New stem cell method shows potential in every cell

WASHINGTON (Reuters) - James Thomson knew it the moment he learned that a sheep named Dolly had been cloned from an adult sheep in 1996 -- the process of cloning can re-program a cell, allowing it to be transformed into any other cell.

Two years later, Thomson became the first to isolate and grow human embryonic stem cells, the body’s ultimate master cells. And on Tuesday, he led one of two teams that figured out how to transform ordinary cells into valued stem cells without using cloning technology or a human embryo.

“Dolly shows that, theoretically, any cell in your body can form a human being,” Thomson, a cell biologist at the University of Wisconsin in Madison, told reporters in a telephone interview.

This is because inside the nucleus, every cell in the body has all the instructions to make any other cell, or a complete organism.

Scientists have been struggling to learn why, if all the DNA is there, a damaged heart cell cannot simply regenerate itself in the way a salamander can grow new limbs and lizards can sprout new tails.

Cloning offered a way to understand this. By scraping the nucleus out of an egg cell and replacing it with the nucleus from another cell, the egg could be programmed to start dividing as if it had been fertilized by sperm.

Dolly’s birth, announced in 1997, sparked both wonder and revulsion. When scientists began trying to use this “somatic cell nuclear transfer” method in people, some politicians raced to block it.

But scientists wanted to understand what was going on inside these cells.

“It was clear that something in the egg was doing this,” Thomson said. “Prior to cloning, no one thought it possible to reprogram (a cell).”

“We really needed the information in the embryonic stem cells and these guys are getting it,” said Dr. John Gearhart, a stem cell expert at Johns Hopkins University in Baltimore.


Cloning technology was needed to understand the process but Thomson said the goal was always to bypass a tricky, expensive and inefficient technique.

“We weren’t avoiding the ethical controversy -- we just thought this was an alternative approach that would work quicker,” he said.

The goal was not to grow whole new people but to figure out how to get cells to go back to their own infancy, that early embryonic state, so they could grow anew, fresh and healthy.

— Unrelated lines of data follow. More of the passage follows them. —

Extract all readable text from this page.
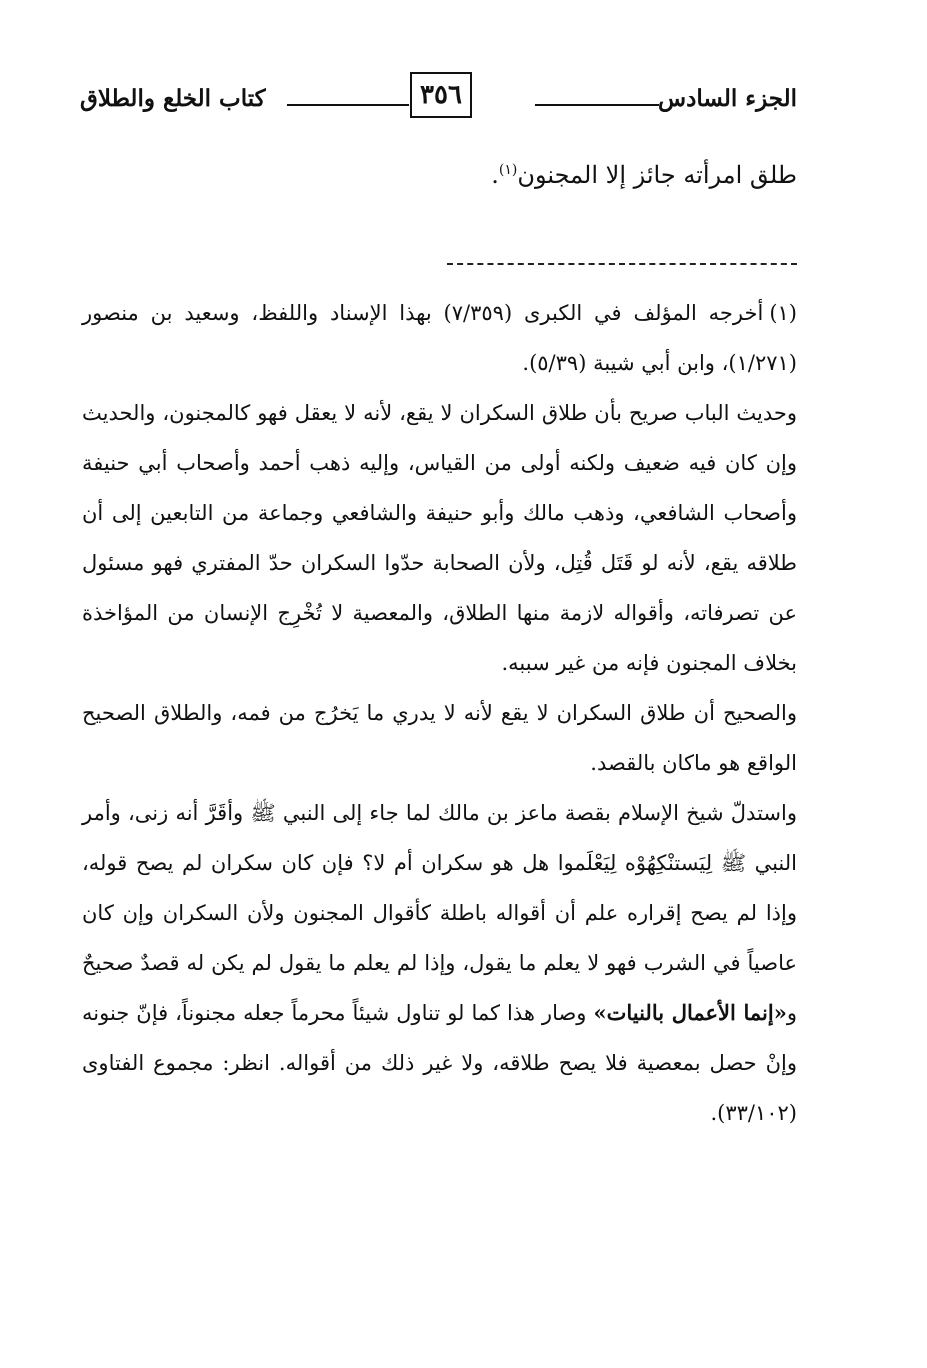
الجزء السادس
٣٥٦
كتاب الخلع والطلاق
طلق امرأته جائز إلا المجنون$^{(١)}$.

(١)أخرجه المؤلف في الكبرى (٧/٣٥٩) بهذا الإسناد واللفظ، وسعيد بن منصور (١/٢٧١)، وابن أبي شيبة (٥/٣٩).

وحديث الباب صريح بأن طلاق السكران لا يقع، لأنه لا يعقل فهو كالمجنون، والحديث وإن كان فيه ضعيف ولكنه أولى من القياس، وإليه ذهب أحمد وأصحاب أبي حنيفة وأصحاب الشافعي، وذهب مالك وأبو حنيفة والشافعي وجماعة من التابعين إلى أن طلاقه يقع، لأنه لو قَتَل قُتِل، ولأن الصحابة حدّوا السكران حدّ المفتري فهو مسئول عن تصرفاته، وأقواله لازمة منها الطلاق، والمعصية لا تُخْرِج الإنسان من المؤاخذة بخلاف المجنون فإنه من غير سببه.

والصحيح أن طلاق السكران لا يقع لأنه لا يدري ما يَخرُج من فمه، والطلاق الصحيح الواقع هو ماكان بالقصد.

واستدلّ شيخ الإسلام بقصة ماعز بن مالك لما جاء إلى النبي ﷺ وأقَرَّ أنه زنى، وأمر النبي ﷺ لِيَستنْكِهُوْه لِيَعْلَموا هل هو سكران أم لا؟ فإن كان سكران لم يصح قوله، وإذا لم يصح إقراره علم أن أقواله باطلة كأقوال المجنون ولأن السكران وإن كان عاصياً في الشرب فهو لا يعلم ما يقول، وإذا لم يعلم ما يقول لم يكن له قصدٌ صحيحٌ و«إنما الأعمال بالنيات» وصار هذا كما لو تناول شيئاً محرماً جعله مجنوناً، فإنّ جنونه وإنْ حصل بمعصية فلا يصح طلاقه، ولا غير ذلك من أقواله. انظر: مجموع الفتاوى (٣٣/١٠٢).
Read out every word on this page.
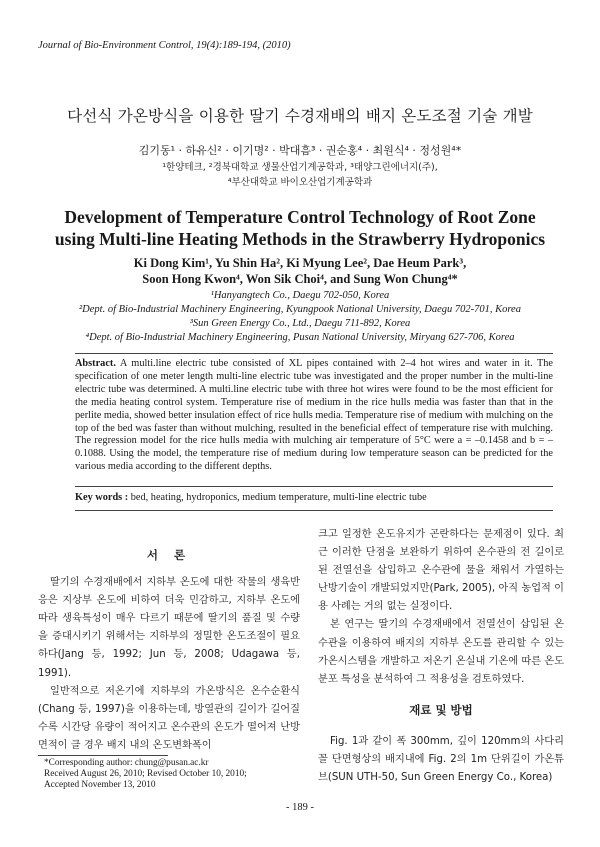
Journal of Bio-Environment Control, 19(4):189-194, (2010)
다선식 가온방식을 이용한 딸기 수경재배의 배지 온도조절 기술 개발
김기동¹ · 하유신² · 이기명² · 박대흠³ · 권순홍⁴ · 최원식⁴ · 정성원⁴*
¹한양테크, ²경북대학교 생물산업기계공학과, ³태양그린에너지(주),
⁴부산대학교 바이오산업기계공학과
Development of Temperature Control Technology of Root Zone
using Multi-line Heating Methods in the Strawberry Hydroponics
Ki Dong Kim¹, Yu Shin Ha², Ki Myung Lee², Dae Heum Park³,
Soon Hong Kwon⁴, Won Sik Choi⁴, and Sung Won Chung⁴*
¹Hanyangtech Co., Daegu 702-050, Korea
²Dept. of Bio-Industrial Machinery Engineering, Kyungpook National University, Daegu 702-701, Korea
³Sun Green Energy Co., Ltd., Daegu 711-892, Korea
⁴Dept. of Bio-Industrial Machinery Engineering, Pusan National University, Miryang 627-706, Korea
Abstract. A multi.line electric tube consisted of XL pipes contained with 2–4 hot wires and water in it. The specification of one meter length multi-line electric tube was investigated and the proper number in the multi-line electric tube was determined. A multi.line electric tube with three hot wires were found to be the most efficient for the media heating control system. Temperature rise of medium in the rice hulls media was faster than that in the perlite media, showed better insulation effect of rice hulls media. Temperature rise of medium with mulching on the top of the bed was faster than without mulching, resulted in the beneficial effect of temperature rise with mulching. The regression model for the rice hulls media with mulching air temperature of 5°C were a = –0.1458 and b = –0.1088. Using the model, the temperature rise of medium during low temperature season can be predicted for the various media according to the different depths.
Key words : bed, heating, hydroponics, medium temperature, multi-line electric tube
서 론

딸기의 수경재배에서 지하부 온도에 대한 작물의 생육반응은 지상부 온도에 비하여 더욱 민감하고, 지하부 온도에 따라 생육특성이 매우 다르기 때문에 딸기의 품질 및 수량을 증대시키기 위해서는 지하부의 정밀한 온도조절이 필요하다(Jang 등, 1992; Jun 등, 2008; Udagawa 등, 1991).

일반적으로 저온기에 지하부의 가온방식은 온수순환식(Chang 등, 1997)을 이용하는데, 방열관의 길이가 길어질수록 시간당 유량이 적어지고 온수관의 온도가 떨어져 난방면적이 클 경우 배지 내의 온도변화폭이

크고 일정한 온도유지가 곤란하다는 문제점이 있다. 최근 이러한 단점을 보완하기 위하여 온수관의 전 길이로 된 전열선을 삽입하고 온수관에 물을 채워서 가열하는 난방기술이 개발되었지만(Park, 2005), 아직 농업적 이용 사례는 거의 없는 실정이다.

본 연구는 딸기의 수경재배에서 전열선이 삽입된 온수관을 이용하여 배지의 지하부 온도를 관리할 수 있는 가온시스템을 개발하고 저온기 온실내 기온에 따른 온도분포 특성을 분석하여 그 적용성을 검토하였다.

재료 및 방법

Fig. 1과 같이 폭 300mm, 깊이 120mm의 사다리꼴 단면형상의 배지내에 Fig. 2의 1m 단위길이 가온튜브(SUN UTH-50, Sun Green Energy Co., Korea)

*Corresponding author: chung@pusan.ac.kr
Received August 26, 2010; Revised October 10, 2010;
Accepted November 13, 2010
- 189 -
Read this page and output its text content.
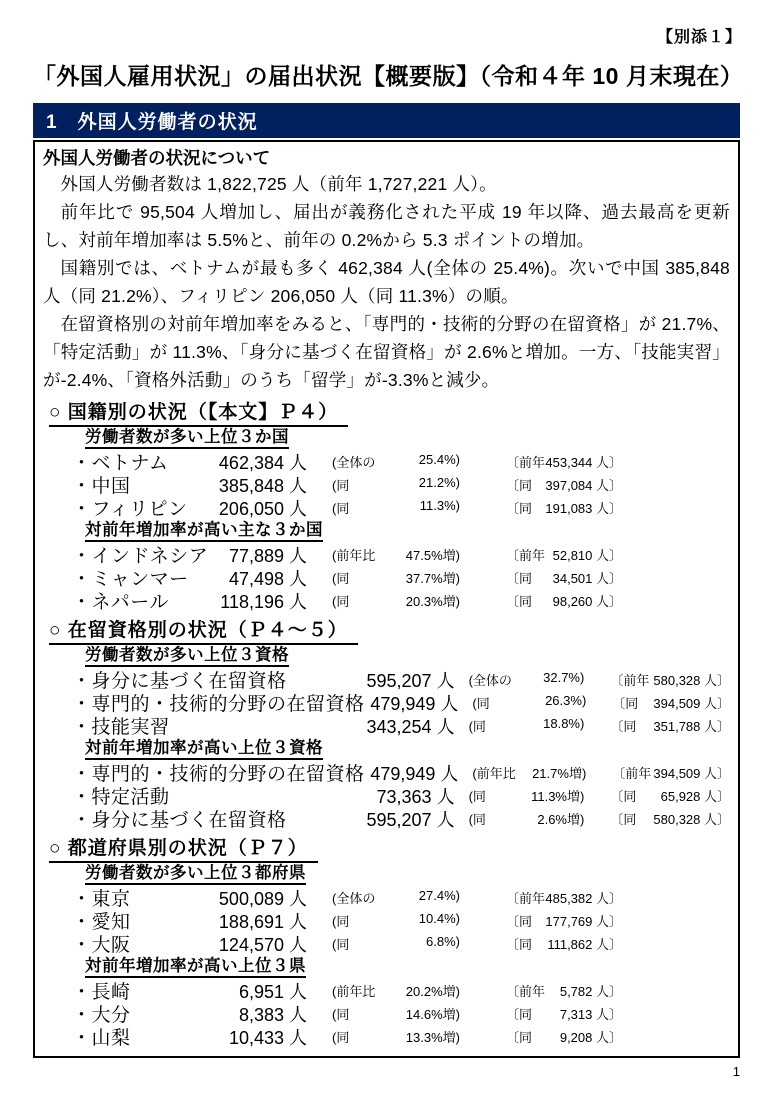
【別添１】
「外国人雇用状況」の届出状況【概要版】（令和４年 10 月末現在）
1　外国人労働者の状況
外国人労働者の状況について

外国人労働者数は 1,822,725 人（前年 1,727,221 人）。

前年比で 95,504 人増加し、届出が義務化された平成 19 年以降、過去最高を更新し、対前年増加率は 5.5%と、前年の 0.2%から 5.3 ポイントの増加。

国籍別では、ベトナムが最も多く 462,384 人(全体の 25.4%)。次いで中国 385,848 人（同 21.2%）、フィリピン 206,050 人（同 11.3%）の順。

在留資格別の対前年増加率をみると、「専門的・技術的分野の在留資格」が 21.7%、「特定活動」が 11.3%、「身分に基づく在留資格」が 2.6%と増加。一方、「技能実習」が-2.4%、「資格外活動」のうち「留学」が-3.3%と減少。

○ 国籍別の状況（【本文】Ｐ４）
労働者数が多い上位３か国
・ベトナム	462,384 人 (全体の	25.4%)	〔前年 453,344 人〕
・中国	385,848 人 (同	21.2%)	〔同 397,084 人〕
・フィリピン	206,050 人 (同	11.3%)	〔同 191,083 人〕
対前年増加率が高い主な３か国
・インドネシア	77,889 人 (前年比 47.5%増)	〔前年 52,810 人〕
・ミャンマー	47,498 人 (同	37.7%増)	〔同 34,501 人〕
・ネパール	118,196 人 (同	20.3%増)	〔同 98,260 人〕
○ 在留資格別の状況（Ｐ４～５）
労働者数が多い上位３資格
・身分に基づく在留資格	595,207 人 (全体の 32.7%) 〔前年 580,328 人〕
・専門的・技術的分野の在留資格 479,949 人 (同	26.3%) 〔同 394,509 人〕
・技能実習	343,254 人 (同	18.8%) 〔同 351,788 人〕
対前年増加率が高い上位３資格
・専門的・技術的分野の在留資格 479,949 人 (前年比 21.7%増) 〔前年 394,509 人〕
・特定活動	73,363 人 (同	11.3%増) 〔同 65,928 人〕
・身分に基づく在留資格	595,207 人 (同	2.6%増) 〔同 580,328 人〕
○ 都道府県別の状況（Ｐ７）
労働者数が多い上位３都府県
・東京	500,089 人 (全体の	27.4%)	〔前年 485,382 人〕
・愛知	188,691 人 (同	10.4%)	〔同 177,769 人〕
・大阪	124,570 人 (同	6.8%)	〔同 111,862 人〕
対前年増加率が高い上位３県
・長崎	6,951 人 (前年比 20.2%増)	〔前年 5,782 人〕
・大分	8,383 人 (同	14.6%増)	〔同 7,313 人〕
・山梨	10,433 人 (同	13.3%増)	〔同 9,208 人〕
1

By studying the cloned cells of animals and embryonic cells left over from fertility clinics, Shinya Yamanaka of Kyoto University in Japan and the University of California San Francisco found four key genes that would do it.

Independently, so did Thomson and his team at the University of Wisconsin.

The method is much easier to do than cloning and Thomson and Gearhart agreed that any good molecular biology lab can replicate it.

“I believe that these new results, while they don’t end that controversy, are the beginning of the end of the controversy,” Thomson said.

One first step may be to grow tissue transplants to repair a damaged heart, replace the brain cells destroyed by Parkinson’s disease, or perhaps even to grow another whole organ.

But the ultimate goal is even more ambitious. “From a heart cell we don’t have to go back to an embryonic stem cell,” Gearhart said in a telephone interview.

“We could go back to a cardiac progenitor cell. If we knew the right combination of things ... we could be instructing our own cells to get them to do what we want them to do.”